Depuis longtemps, les amateurs de boissons indiennes se posent la question suivante : quel est le spiritueux identitaire du pays ? L’alcool a un passé mouvementé en Inde, et même si le pays est l’un des plus grands marchés de boissons au monde, il reste un tabou dans de nombreuses régions. Mais personne ne peut nier sa présence dans la société indienne sous diverses formes depuis des siècles. Les boissons locales telles que le Feni et d’autres appelées ‘alcools de pays’ détiennent toujours une part de marché majoritaire en Inde.
Les débuts du Feni
Le Feni (issu de la pomme de cajou), le Mahua (issu de la fleur sauvage de Mahua), le Chaang (bière d’orge ou de riz), le Toddy (sève de palmier), et bien d’autres types de liqueurs locales fermentées, brassées et distillées, sont consommés dans les foyers des différents États de l’Inde. Il est intéressant de noter que les Portugais ont apporté le premier arbre à noix de cajou à Goa il y a près de 500 ans. La première mention du Feni se trouve dans le journal d’un hollandais appelé Jan Huyghen van Linschoten en 1584, qui était un commerçant et un espion vivant à Goa à cette époque. On peut y lire que le Feni de noix de coco qui existait probablement avant le feni de noix de cajou. Le mot Feni venant du mot sanskrit « phena ».

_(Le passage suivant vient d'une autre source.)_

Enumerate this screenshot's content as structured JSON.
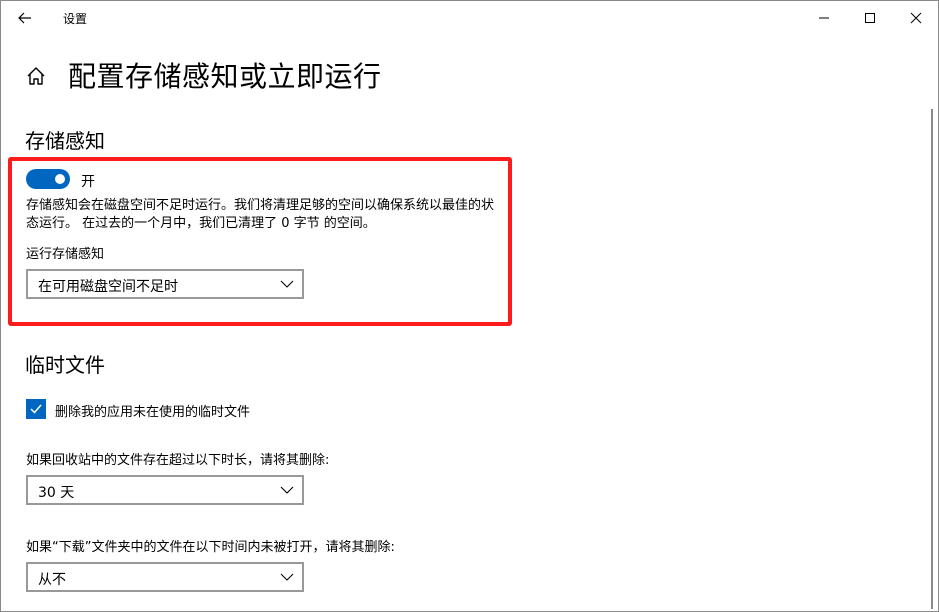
{
  "window": {
    "title": "设置",
    "icons": {
      "back": "back-arrow-icon",
      "minimize": "minimize-icon",
      "maximize": "maximize-icon",
      "close": "close-icon"
    }
  },
  "page": {
    "title": "配置存储感知或立即运行",
    "home_icon": "home-icon"
  },
  "storage_sense": {
    "heading": "存储感知",
    "toggle_state": "开",
    "toggle_on": true,
    "description": "存储感知会在磁盘空间不足时运行。我们将清理足够的空间以确保系统以最佳的状态运行。 在过去的一个月中，我们已清理了 0 字节 的空间。",
    "run_label": "运行存储感知",
    "run_value": "在可用磁盘空间不足时"
  },
  "temp_files": {
    "heading": "临时文件",
    "delete_temp_label": "删除我的应用未在使用的临时文件",
    "delete_temp_checked": true,
    "recycle_label": "如果回收站中的文件存在超过以下时长，请将其删除:",
    "recycle_value": "30 天",
    "downloads_label": "如果“下载”文件夹中的文件在以下时间内未被打开，请将其删除:",
    "downloads_value": "从不"
  },
  "colors": {
    "accent": "#0067c0",
    "highlight": "#ff1b1b"
  }
}
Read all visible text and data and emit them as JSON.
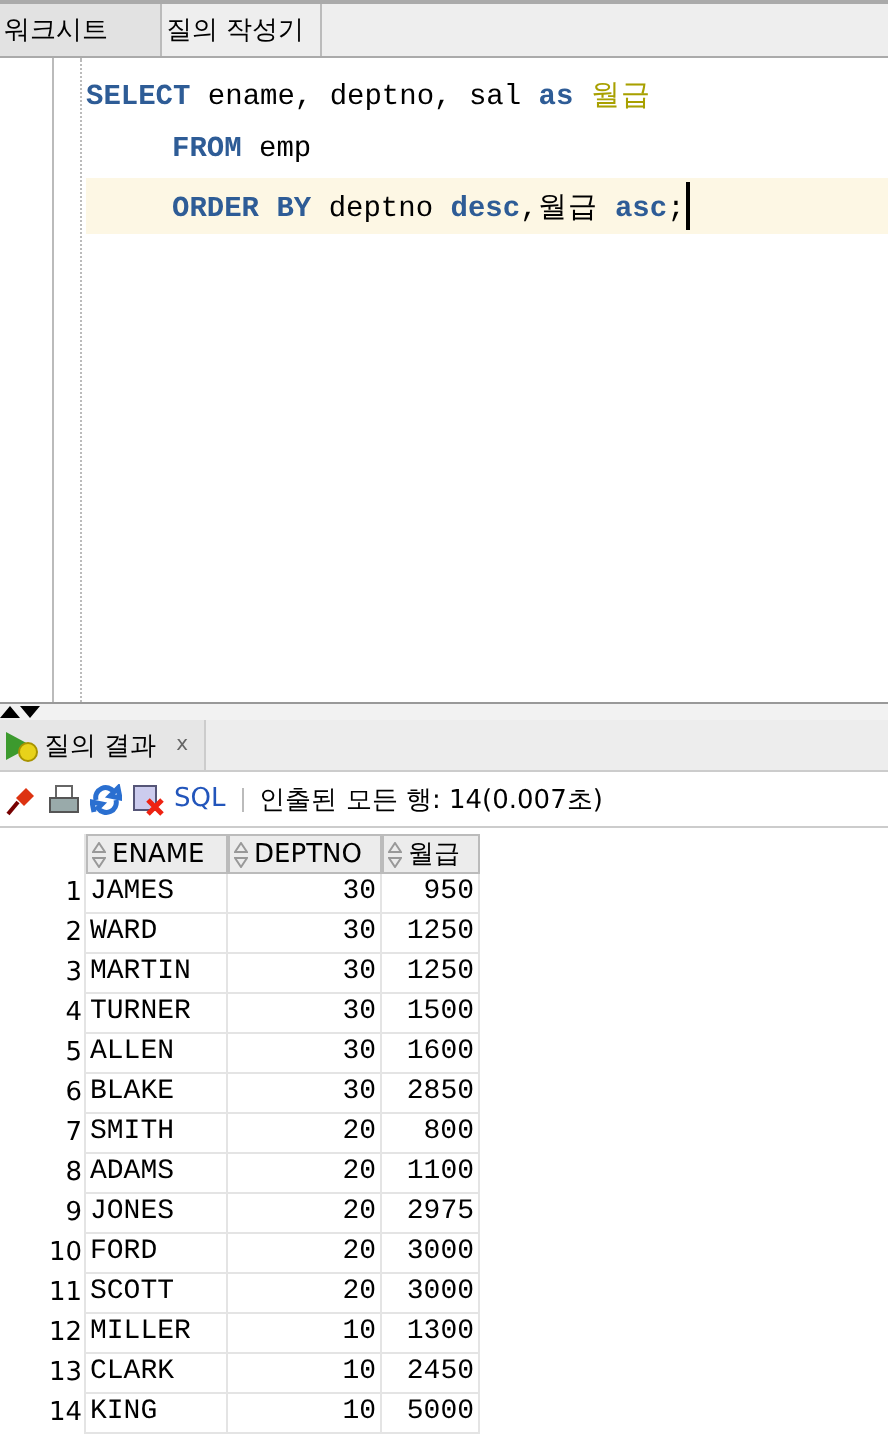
{
  "editor_tabs": [
    {
      "label": "워크시트",
      "selected": true
    },
    {
      "label": "질의 작성기",
      "selected": false
    }
  ],
  "code_lines": [
    {
      "current": false,
      "indented": false,
      "tokens": [
        {
          "text": "SELECT",
          "kind": "keyword"
        },
        {
          "text": " ename, deptno, sal ",
          "kind": "plain"
        },
        {
          "text": "as",
          "kind": "keyword"
        },
        {
          "text": " 월급",
          "kind": "alias"
        }
      ]
    },
    {
      "current": false,
      "indented": true,
      "tokens": [
        {
          "text": "FROM",
          "kind": "keyword"
        },
        {
          "text": " emp",
          "kind": "plain"
        }
      ]
    },
    {
      "current": true,
      "indented": true,
      "tokens": [
        {
          "text": "ORDER BY",
          "kind": "keyword"
        },
        {
          "text": " deptno ",
          "kind": "plain"
        },
        {
          "text": "desc",
          "kind": "keyword"
        },
        {
          "text": ",월급 ",
          "kind": "plain"
        },
        {
          "text": "asc",
          "kind": "keyword"
        },
        {
          "text": ";",
          "kind": "plain"
        }
      ]
    }
  ],
  "result_tab": {
    "label": "질의 결과",
    "close": "x"
  },
  "toolbar": {
    "sql_link": "SQL",
    "status": "인출된 모든 행: 14(0.007초)"
  },
  "table": {
    "columns": [
      "",
      "ENAME",
      "DEPTNO",
      "월급"
    ],
    "rows": [
      [
        "1",
        "JAMES",
        "30",
        "950"
      ],
      [
        "2",
        "WARD",
        "30",
        "1250"
      ],
      [
        "3",
        "MARTIN",
        "30",
        "1250"
      ],
      [
        "4",
        "TURNER",
        "30",
        "1500"
      ],
      [
        "5",
        "ALLEN",
        "30",
        "1600"
      ],
      [
        "6",
        "BLAKE",
        "30",
        "2850"
      ],
      [
        "7",
        "SMITH",
        "20",
        "800"
      ],
      [
        "8",
        "ADAMS",
        "20",
        "1100"
      ],
      [
        "9",
        "JONES",
        "20",
        "2975"
      ],
      [
        "10",
        "FORD",
        "20",
        "3000"
      ],
      [
        "11",
        "SCOTT",
        "20",
        "3000"
      ],
      [
        "12",
        "MILLER",
        "10",
        "1300"
      ],
      [
        "13",
        "CLARK",
        "10",
        "2450"
      ],
      [
        "14",
        "KING",
        "10",
        "5000"
      ]
    ]
  }
}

Le feni et la culture goan
Selon les habitants de Goa (état de la côte sud-ouest de l’Inde, ancienne colonie portugaise), dans les temps anciens, le feni à base de gingembre, de cumin, etc. était utilisé pour traiter divers problèmes de santé tels que les maux d’estomac, les courbatures, les douleurs articulaires, etc. Cependant, actuellement, seuls les Feni à base de noix de cajou ou de noix de coco sont largement disponibles. L’Urrack (un type de Feni), le premier distillat du jus de pomme de cajou (25 à 30 % d’alcool) est une boisson saisonnière tout aussi vénérée des Konkanis (habitants de Goa) qui apprécient son côté rafraîchissant entre la mi-mars et la fin avril. Il est presque même devenu impossible de penser à Goa, sans penser aussi à cette célèbre boisson. Depuis qu’elle fait partie intégrante des festivals locaux, de la musique, de l’art, des peintures murales, de la vie de plage mondaine et décontractée jusqu’aux bars et restaurants à haute énergie, Feni a parcouru un long chemin. Le mérite en revient à quelques Konkanis qui travaillent sans relâche pour offrir à Feni un statut de spiritueux patrimonial bien mérité.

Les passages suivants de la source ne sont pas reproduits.